Per perdonare occorre una grande visione di fede. Grande maestro di perdono è Giuseppe, venduto dai fratelli agli Ismaeliti e da questi a Potifar in Egitto. La risposta che lui dona ai fratelli attesta una sua altissima visione di fede nel Signore.
Ma i fratelli di Giuseppe cominciarono ad aver paura, dato che il loro padre era morto, e dissero: «Chissà se Giuseppe non ci tratterà da nemici e non ci renderà tutto il male che noi gli abbiamo fatto?». Allora mandarono a dire a Giuseppe: «Tuo padre prima di morire ha dato quest'ordine: "Direte a Giuseppe: Perdona il delitto dei tuoi fratelli e il loro peccato, perché ti hanno fatto del male!". Perdona dunque il delitto dei servi del Dio di tuo padre!». Giuseppe pianse quando gli si parlò così. E i suoi fratelli andarono e si gettarono a terra davanti a lui e dissero: «Eccoci tuoi schiavi!». Ma Giuseppe disse loro: «Non temete. Tengo io forse il posto di Dio? Se voi avevate tramato del male contro di me, Dio ha pensato di farlo servire a un bene, per compiere quello che oggi si avvera: far vivere un popolo numeroso. Dunque non temete, io provvederò al sostentamento per voi e per i vostri bambini». Così li consolò parlando al loro cuore (Gen 50,15-21). 

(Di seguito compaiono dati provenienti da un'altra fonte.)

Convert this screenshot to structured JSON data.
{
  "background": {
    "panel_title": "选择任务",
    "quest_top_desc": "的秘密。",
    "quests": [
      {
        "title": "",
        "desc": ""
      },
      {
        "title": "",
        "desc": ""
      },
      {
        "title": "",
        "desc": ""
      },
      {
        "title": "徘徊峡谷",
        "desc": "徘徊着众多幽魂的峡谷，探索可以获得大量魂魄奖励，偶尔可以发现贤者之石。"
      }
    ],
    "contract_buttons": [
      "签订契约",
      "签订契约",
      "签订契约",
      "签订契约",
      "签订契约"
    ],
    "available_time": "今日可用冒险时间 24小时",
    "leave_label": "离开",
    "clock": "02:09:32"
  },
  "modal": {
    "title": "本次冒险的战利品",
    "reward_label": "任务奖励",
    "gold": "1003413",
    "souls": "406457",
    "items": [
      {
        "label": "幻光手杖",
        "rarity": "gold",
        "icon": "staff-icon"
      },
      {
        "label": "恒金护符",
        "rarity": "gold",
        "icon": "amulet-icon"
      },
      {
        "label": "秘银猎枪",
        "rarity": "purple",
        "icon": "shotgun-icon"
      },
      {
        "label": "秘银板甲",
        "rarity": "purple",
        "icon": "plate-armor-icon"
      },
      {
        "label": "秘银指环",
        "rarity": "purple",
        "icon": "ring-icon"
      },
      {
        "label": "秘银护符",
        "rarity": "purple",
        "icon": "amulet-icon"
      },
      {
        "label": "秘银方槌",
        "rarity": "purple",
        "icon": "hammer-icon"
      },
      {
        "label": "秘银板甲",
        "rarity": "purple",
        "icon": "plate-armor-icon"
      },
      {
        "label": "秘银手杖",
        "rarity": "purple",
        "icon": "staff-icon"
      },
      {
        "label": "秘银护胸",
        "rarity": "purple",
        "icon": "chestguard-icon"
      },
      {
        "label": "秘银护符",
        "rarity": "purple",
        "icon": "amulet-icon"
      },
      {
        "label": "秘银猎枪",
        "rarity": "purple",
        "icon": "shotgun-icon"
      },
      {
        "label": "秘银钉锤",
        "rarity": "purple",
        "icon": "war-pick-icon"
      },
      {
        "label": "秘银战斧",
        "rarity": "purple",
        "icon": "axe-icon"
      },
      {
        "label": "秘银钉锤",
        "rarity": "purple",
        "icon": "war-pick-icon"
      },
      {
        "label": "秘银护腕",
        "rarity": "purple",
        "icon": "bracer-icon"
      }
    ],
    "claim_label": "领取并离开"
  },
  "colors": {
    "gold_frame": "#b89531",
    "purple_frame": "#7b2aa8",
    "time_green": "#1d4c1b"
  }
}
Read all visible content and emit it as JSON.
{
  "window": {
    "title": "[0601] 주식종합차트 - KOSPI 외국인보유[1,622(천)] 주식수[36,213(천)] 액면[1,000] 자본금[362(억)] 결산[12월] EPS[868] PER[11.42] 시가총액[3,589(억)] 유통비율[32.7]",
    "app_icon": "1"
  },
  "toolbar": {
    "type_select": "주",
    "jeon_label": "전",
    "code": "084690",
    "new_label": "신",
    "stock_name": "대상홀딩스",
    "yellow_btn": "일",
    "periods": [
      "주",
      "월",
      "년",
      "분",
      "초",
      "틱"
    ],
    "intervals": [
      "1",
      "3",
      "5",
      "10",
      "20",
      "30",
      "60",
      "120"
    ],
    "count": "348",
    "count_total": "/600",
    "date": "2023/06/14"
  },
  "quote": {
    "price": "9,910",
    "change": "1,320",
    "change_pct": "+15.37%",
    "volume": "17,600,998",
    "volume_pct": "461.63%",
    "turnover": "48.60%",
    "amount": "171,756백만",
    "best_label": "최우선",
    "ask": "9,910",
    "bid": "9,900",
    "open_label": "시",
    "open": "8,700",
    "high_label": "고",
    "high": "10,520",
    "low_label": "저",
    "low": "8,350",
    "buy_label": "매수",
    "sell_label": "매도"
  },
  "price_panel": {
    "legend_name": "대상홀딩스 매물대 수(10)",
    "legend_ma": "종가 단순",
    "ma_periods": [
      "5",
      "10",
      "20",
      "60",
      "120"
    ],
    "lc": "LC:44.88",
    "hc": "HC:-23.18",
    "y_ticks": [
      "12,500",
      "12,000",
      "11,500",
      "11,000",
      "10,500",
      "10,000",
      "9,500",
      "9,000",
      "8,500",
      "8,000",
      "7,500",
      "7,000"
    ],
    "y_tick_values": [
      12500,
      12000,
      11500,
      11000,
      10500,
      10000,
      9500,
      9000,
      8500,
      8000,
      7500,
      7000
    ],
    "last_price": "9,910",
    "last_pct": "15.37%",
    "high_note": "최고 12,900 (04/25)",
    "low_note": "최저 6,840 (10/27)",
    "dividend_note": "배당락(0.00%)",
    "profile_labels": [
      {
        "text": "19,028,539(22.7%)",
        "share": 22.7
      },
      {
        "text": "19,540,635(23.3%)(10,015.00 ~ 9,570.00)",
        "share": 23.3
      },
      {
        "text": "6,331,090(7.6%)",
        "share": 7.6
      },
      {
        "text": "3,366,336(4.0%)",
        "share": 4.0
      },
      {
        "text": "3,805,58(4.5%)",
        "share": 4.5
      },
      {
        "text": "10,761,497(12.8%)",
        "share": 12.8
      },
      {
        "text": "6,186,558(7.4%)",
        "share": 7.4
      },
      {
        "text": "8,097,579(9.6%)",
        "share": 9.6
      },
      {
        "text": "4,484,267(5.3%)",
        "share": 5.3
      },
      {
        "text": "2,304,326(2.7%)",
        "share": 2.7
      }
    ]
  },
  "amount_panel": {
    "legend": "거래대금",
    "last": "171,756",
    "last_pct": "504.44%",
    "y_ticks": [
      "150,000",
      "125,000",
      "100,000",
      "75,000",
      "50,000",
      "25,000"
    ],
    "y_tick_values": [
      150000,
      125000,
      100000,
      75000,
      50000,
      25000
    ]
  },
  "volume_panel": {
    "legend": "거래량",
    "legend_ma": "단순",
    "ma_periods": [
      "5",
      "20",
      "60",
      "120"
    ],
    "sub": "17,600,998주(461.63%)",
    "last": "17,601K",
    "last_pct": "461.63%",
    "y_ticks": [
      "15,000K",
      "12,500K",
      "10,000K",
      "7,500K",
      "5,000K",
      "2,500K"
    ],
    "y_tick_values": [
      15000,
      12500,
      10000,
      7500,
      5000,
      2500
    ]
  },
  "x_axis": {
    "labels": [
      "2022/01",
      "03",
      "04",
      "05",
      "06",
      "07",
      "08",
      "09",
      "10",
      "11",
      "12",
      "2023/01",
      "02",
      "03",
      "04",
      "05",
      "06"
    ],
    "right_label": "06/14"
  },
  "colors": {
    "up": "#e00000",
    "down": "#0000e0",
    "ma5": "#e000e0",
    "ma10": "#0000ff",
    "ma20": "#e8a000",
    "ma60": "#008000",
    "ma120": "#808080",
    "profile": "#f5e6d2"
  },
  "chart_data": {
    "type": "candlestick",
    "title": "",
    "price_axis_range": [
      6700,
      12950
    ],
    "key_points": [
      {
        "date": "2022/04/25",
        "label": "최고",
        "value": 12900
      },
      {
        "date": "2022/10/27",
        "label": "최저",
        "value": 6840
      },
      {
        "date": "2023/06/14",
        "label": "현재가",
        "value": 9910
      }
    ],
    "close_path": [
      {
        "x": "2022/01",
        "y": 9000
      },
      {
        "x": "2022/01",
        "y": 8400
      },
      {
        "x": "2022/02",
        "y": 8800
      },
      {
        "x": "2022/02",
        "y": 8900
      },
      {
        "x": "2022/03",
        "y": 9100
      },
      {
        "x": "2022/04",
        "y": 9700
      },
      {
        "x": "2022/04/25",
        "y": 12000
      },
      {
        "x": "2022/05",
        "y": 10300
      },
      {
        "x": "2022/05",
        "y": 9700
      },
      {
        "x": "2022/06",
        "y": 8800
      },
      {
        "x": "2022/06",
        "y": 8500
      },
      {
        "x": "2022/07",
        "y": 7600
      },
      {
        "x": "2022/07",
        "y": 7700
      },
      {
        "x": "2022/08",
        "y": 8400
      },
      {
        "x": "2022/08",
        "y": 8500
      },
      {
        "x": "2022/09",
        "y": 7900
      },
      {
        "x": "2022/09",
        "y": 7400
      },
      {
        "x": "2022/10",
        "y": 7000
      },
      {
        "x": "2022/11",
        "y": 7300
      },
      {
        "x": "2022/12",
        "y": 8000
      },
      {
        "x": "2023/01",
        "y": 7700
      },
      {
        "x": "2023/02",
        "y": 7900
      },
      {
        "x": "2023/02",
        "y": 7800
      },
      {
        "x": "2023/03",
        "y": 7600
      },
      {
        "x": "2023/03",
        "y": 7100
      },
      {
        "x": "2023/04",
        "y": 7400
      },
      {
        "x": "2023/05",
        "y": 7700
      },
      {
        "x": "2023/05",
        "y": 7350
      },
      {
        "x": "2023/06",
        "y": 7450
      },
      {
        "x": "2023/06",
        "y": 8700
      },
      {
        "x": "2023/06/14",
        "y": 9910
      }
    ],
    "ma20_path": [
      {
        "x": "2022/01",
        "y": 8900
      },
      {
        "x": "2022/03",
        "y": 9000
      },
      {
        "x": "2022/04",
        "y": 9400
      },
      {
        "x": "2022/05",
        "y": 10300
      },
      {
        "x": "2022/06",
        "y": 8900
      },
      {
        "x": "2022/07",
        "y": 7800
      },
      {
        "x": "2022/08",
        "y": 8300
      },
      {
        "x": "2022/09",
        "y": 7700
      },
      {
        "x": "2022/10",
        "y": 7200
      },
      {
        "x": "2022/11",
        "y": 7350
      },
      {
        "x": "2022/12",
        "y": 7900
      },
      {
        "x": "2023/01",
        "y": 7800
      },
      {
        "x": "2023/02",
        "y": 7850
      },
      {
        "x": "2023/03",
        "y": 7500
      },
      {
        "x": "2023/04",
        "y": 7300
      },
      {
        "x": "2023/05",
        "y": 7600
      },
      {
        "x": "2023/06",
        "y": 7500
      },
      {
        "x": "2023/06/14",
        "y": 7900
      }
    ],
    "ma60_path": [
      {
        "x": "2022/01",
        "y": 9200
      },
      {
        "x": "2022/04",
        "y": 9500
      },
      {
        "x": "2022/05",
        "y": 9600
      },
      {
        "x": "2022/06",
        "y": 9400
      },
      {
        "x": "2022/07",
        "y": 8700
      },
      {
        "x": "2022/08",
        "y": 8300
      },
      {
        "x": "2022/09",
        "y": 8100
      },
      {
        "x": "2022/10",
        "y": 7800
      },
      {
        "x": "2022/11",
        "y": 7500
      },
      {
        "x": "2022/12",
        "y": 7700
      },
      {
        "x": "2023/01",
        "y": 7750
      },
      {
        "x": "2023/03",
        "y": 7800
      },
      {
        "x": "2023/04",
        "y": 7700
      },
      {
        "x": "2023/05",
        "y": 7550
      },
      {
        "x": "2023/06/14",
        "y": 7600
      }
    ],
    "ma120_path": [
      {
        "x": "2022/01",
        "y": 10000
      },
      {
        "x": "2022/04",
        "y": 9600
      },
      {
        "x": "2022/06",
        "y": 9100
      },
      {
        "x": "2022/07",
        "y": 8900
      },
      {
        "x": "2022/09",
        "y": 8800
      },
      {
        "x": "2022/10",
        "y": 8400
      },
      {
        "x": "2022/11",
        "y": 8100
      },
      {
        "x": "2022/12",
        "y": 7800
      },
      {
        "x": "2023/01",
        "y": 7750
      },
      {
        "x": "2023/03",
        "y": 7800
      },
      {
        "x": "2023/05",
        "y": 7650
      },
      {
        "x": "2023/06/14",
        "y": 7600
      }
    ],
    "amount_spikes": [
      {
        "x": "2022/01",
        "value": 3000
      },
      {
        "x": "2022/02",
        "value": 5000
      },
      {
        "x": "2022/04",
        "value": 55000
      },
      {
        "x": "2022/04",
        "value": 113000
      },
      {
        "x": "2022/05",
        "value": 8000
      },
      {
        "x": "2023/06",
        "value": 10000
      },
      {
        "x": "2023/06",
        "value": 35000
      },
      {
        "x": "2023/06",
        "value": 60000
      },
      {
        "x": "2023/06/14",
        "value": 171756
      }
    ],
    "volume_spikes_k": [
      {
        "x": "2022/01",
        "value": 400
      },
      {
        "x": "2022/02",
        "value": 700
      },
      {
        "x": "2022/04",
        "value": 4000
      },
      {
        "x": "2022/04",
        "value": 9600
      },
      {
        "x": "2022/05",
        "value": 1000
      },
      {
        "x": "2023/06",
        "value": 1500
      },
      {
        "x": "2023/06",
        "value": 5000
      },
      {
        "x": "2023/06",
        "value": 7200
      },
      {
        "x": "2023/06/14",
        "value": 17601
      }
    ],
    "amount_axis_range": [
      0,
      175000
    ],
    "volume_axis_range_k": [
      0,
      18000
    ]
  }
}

Il perdono è essenza di Dio, deve essere essenza, natura di ogni uomo di Dio, di ogni suo adoratore. Il vero adoratore dal falso si distingue dal perdono. Chi perdona sempre è vero adoratore, chi non perdona è un falso adoratore. Quando dice che crede in Dio, è un mentitore. Lui crede in un suo Dio, ma non nel Dio che è la misericordia e il perdono. Chi non perdona non può accostarsi al trono di Dio per implorare pietà.
Chi si vendica subirà la vendetta del Signore, il quale tiene sempre presenti i suoi peccati. Perdona l'offesa al tuo prossimo e per la tua preghiera ti saranno rimessi i peccati. Un uomo che resta in collera verso un altro uomo, come può chiedere la guarigione al Signore? Lui che non ha misericordia per l'uomo suo simile, come può supplicare per i propri peccati? Se lui, che è soltanto carne, conserva rancore, chi espierà per i suoi peccati? Ricòrdati della fine e smetti di odiare, della dissoluzione e della morte e resta fedele ai comandamenti. Ricorda i precetti e non odiare il prossimo, l'alleanza dell'Altissimo e dimentica gli errori altrui (Sir 28,1-7).
Il nostro debito presso Dio è infinito. Lui lo condona, ma vuole che anche noi condoniamo. Se noi non perdoniamo, neanche Lui perdona e il nostro debito rimane.
L'amore verso il prossimo inizia dal perdono, poi si consuma nelle opere di carità sia spirituali che materiali. Le opere materiali di carità non tutti le possono fare. Spesso sono anche insufficienti. Quelle spirituali invece tutti le possono fare con larghezza di cuore e di mente. Il perdono rivela la verità della nostra fede, della nostra carità, della nostra speranza. Chi crede nella vita eterna, perdona subito, all'istante, tutto. Sa che altrimenti non entrerà in essa. Chi non perdona vive di fede falsa.